Nicolas Sarkozy s’est en premier heurte a l’ossification africaine, tant a gauche qui elle est prise dans la bataille contre la Francafrique, qu’a droite, devant les tyrans dont surtout Bongo qui l’avait litteralement mis a genoux. Francois Hollande, a essuye a Yaounde un camouflet tyrannique dont il ne s’est jamais remis: ‘ne reste pas au pouvoir qui veut, mais qui peut.’ Eh bien, la France nous envoie maintenant un président sans structure, devant des hommes qui sont aujourd’hui les seuls et derniers garants de la structure coloniale, car c’est evidemment en Afrique francophone qu’aujourd’hui la Francafrique est défendue, est portée, est mise en branle. Les voila, ils ont recu Nicolas Sarkozy en 2007, il y a dix ans donc, ils ont reçu Francois Hollande, il y a cinq ans, et aujourd’hui, sans aucun changement parmi eux, ils attendent Emmanuel Macron.

Les tyrans attendent Emmanuel Macron qui, de toute sa campagne n’a vraiment pas parle de l’Afrique, pour qui donc l’Afrique n’est pas si importante que cela, en réalité. La France se retrouve donc avec un autre Obama. Il peut, s’il est astucieux, avoir un deuxième mandat, mais la pesanteur d’un seul mandat en France s’installe pas a pas, tandis que paradoxalement, la tyrannie s’installe le plus profondément et le plus durablement en Afrique. Si cependant Macron voulait le changement en Afrique, comme par exemple Sarkozy, eh bien il aurait contre lui toute la classe intellectuelle africaine francophone qui est si confortablement assise dans ses slogans a elle, qu’elle aura de la peine a se rendre compte que le monde change.
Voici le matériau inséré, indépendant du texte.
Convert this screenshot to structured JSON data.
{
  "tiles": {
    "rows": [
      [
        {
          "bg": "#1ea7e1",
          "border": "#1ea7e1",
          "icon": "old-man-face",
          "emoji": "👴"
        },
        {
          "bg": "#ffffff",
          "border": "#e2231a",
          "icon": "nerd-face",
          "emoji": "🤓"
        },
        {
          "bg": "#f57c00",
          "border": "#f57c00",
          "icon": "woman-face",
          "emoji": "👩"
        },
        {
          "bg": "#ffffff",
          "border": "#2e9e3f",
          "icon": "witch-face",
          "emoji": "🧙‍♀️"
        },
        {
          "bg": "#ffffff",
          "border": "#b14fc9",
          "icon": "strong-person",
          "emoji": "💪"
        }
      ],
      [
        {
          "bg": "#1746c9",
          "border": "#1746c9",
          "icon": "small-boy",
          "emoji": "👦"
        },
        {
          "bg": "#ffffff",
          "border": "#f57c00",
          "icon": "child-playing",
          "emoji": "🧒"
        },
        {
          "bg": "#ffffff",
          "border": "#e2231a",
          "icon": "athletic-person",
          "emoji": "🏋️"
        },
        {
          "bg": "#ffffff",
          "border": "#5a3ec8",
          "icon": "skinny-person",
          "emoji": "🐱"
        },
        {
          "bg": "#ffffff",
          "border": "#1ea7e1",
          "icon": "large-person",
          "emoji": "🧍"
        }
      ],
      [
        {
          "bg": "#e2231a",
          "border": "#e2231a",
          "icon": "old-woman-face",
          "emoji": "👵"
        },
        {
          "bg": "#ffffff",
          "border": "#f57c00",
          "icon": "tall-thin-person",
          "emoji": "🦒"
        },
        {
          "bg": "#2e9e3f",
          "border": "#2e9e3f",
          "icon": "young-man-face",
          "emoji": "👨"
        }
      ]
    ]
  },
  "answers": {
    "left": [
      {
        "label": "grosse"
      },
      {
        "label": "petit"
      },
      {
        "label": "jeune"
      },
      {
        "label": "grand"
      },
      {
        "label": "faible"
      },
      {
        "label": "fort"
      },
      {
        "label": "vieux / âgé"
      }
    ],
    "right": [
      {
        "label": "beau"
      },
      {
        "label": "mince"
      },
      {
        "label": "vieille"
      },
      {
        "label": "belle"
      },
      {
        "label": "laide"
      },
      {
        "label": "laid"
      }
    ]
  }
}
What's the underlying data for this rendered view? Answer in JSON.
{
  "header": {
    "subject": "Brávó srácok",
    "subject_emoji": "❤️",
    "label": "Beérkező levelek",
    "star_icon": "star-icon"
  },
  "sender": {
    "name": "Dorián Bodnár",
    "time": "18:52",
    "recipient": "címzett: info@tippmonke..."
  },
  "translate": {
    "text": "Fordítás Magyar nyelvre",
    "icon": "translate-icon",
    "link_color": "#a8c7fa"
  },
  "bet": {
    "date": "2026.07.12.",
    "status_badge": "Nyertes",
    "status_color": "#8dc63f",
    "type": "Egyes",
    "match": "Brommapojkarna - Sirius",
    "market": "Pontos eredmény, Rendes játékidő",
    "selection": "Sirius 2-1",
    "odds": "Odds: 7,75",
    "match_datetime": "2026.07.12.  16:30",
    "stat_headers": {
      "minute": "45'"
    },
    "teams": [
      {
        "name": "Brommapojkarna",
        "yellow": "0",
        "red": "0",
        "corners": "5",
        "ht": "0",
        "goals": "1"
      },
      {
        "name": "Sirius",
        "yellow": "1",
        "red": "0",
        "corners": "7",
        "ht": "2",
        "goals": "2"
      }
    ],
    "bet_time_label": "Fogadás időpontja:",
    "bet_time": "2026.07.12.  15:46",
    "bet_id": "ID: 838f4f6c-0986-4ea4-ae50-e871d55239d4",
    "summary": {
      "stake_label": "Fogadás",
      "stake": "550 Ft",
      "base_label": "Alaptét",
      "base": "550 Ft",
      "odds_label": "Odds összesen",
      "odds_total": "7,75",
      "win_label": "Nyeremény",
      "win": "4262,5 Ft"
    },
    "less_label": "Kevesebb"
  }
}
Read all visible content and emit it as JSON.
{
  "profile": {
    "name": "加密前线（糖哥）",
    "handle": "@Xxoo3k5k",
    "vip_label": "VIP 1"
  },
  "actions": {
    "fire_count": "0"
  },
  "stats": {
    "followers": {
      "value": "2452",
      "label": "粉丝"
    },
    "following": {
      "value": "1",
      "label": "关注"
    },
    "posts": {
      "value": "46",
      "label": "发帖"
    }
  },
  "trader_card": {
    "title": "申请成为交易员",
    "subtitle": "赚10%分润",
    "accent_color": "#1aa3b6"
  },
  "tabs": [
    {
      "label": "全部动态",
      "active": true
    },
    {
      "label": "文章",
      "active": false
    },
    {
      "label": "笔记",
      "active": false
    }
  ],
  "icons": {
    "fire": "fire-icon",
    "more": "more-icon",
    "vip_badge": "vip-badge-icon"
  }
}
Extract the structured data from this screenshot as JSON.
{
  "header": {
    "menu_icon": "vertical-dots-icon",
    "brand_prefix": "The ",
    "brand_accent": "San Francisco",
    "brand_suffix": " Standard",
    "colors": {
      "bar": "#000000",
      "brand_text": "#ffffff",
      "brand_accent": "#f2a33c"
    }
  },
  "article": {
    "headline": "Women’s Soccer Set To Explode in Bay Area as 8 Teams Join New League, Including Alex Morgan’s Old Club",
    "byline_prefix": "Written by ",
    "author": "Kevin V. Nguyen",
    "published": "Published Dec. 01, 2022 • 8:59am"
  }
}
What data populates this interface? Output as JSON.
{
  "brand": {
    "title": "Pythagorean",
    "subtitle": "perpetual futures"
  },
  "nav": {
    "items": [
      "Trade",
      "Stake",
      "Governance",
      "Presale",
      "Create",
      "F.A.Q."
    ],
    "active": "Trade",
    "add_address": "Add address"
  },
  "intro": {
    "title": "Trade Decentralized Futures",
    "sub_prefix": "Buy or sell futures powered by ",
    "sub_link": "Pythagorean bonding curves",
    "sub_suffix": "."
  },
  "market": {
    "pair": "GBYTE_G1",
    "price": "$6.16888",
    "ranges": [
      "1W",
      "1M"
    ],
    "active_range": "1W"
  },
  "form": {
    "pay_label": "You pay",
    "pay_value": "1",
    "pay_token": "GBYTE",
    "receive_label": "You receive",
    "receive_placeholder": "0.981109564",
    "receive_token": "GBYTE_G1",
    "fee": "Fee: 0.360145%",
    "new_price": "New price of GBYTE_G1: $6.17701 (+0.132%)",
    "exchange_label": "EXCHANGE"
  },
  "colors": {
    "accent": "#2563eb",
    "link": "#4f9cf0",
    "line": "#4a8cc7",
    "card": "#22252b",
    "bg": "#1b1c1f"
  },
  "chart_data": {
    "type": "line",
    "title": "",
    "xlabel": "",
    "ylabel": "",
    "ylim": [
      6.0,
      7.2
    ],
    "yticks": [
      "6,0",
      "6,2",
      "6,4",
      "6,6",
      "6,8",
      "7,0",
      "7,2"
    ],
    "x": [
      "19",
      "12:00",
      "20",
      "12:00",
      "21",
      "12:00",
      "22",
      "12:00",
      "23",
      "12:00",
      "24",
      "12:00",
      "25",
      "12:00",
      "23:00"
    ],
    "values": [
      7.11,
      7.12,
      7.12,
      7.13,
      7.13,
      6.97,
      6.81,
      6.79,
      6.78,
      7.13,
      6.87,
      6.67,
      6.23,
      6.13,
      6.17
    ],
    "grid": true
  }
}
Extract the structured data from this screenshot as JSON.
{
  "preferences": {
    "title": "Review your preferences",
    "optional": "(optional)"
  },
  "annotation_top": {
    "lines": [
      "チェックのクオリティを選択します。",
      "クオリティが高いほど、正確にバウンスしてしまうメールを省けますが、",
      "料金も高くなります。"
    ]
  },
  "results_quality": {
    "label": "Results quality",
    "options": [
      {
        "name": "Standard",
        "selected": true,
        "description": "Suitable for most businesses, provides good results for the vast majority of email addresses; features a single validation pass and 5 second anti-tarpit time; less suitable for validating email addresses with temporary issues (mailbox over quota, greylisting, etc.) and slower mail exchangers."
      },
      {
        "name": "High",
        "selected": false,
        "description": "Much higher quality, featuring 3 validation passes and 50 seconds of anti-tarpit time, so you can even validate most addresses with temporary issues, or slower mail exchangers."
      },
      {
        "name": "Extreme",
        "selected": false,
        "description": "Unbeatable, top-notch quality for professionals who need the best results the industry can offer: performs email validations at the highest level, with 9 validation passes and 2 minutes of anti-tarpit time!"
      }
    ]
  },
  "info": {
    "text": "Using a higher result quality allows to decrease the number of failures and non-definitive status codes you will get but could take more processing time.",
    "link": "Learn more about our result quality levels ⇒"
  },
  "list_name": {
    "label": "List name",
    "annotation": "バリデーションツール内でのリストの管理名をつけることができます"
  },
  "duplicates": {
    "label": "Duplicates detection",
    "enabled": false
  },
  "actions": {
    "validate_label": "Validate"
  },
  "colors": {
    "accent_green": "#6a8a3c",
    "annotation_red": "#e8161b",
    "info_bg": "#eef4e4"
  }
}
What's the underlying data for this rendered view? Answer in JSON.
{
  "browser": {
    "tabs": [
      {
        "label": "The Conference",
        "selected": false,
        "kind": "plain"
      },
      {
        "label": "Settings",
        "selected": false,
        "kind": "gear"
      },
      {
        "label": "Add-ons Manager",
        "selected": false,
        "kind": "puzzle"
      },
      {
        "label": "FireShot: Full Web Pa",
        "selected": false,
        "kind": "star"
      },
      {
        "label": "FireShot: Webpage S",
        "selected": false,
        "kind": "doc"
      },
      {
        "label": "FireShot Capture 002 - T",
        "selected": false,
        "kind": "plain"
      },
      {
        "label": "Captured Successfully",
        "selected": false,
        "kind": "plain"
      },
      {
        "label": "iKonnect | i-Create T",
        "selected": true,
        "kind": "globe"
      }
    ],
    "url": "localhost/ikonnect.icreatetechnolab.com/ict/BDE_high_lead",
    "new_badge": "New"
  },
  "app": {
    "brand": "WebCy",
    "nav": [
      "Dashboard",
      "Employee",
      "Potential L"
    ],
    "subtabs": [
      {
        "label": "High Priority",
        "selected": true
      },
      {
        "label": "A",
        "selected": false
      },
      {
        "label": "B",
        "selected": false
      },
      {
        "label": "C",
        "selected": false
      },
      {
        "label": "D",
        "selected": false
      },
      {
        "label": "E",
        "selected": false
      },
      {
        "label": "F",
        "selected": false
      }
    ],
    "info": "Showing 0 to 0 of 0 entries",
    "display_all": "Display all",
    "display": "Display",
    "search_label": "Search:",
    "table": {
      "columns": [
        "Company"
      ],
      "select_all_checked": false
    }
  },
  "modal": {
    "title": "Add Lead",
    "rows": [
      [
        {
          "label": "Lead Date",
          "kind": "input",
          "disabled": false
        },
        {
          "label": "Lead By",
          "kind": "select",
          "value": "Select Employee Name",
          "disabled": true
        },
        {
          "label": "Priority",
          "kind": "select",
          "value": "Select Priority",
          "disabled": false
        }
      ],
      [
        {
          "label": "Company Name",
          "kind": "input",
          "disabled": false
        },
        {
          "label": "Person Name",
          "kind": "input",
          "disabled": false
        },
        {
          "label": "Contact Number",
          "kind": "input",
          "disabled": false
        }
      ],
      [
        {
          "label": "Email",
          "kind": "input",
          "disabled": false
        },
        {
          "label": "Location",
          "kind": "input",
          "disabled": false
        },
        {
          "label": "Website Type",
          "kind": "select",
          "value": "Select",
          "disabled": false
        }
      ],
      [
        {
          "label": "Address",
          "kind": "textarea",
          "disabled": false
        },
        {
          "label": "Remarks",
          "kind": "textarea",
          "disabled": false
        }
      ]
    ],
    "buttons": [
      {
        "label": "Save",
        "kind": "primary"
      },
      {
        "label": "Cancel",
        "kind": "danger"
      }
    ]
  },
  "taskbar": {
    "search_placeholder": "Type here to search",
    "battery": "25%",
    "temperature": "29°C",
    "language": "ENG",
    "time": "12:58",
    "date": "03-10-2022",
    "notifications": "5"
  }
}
Que dirait donc par exemple un Mongo Beti a Emmanuel Macron, sinon que ‘c’est la même chose’, que la France ‘ne connait que ses interets’, que ‘la France ne changera jamais.’ Mais la question qui se pose est la suivante: Emmanuel Macron pourra-t-il etre l’ennemi dont a besoin l’opposition gauchiste africaine pour exister? Ce sont de telles questions qui deviennent soudain importantes, quand on veut savoir ce qui se passera en Afrique francophone. Cette France qui se passe soudain de l’Afrique francophone desaxe, desaxe, desaxe, car évidemment les choses auraient été plus classiques avec Le Pen, dont le père a un passe africain, et qui elle-même a commence sa campagne au Tchad.

Et la, on tombe sur la question simple: dans la relation entre l’Afrique et la France, qui a plus besoin de qui? Dans une relation ou soudain un jeune president francais de 39 ans regarde ailleurs, c’est-a-dire en fait, laisse les Africains s’occuper eux-memes de leurs dictateurs, les Africains seront-ils enfin contents? Cette situation nouvelle, d’une France faible, d’une France affaiblie, et de presidents francais a un seul mandat, est interessante, tres interessante, surtout parce que le president Francais, de son propre avis, a ete ‘mal elu’, la plupart de ses electeurs etant en fait des votes reportes de gauche et de droite. Un président français faible, un president francais affaibli, une France faible, avec devant elle des dictateurs francophones les plus intalles depuis 2007, des dictateurs les plus insolents et qui, avec Paul Biya en 2018, sont encore plus surs de leur plateforme qu’ils ne se laissent meme plus paraitre, cela est nouveau. Biya peut couper internet a 30% de son pays sans probleme. Sassou Nguesso peut mettre en prison tous ses adversaires politiques de 2016 sans aucun probleme. Ali Bongo peut faire un ‘dialogue national’ qui exclut celui qui lors de son election a eu 48% des voix. C’est toujours une illusion de croire que l’on puisse se liberer seul, c’est un enfantillage de le croire. Les Africains ont toujours souhaite une France moins forte. Nous voila servis – une France faible, et en plus de cela, un president francais structurellement faible, et jeune.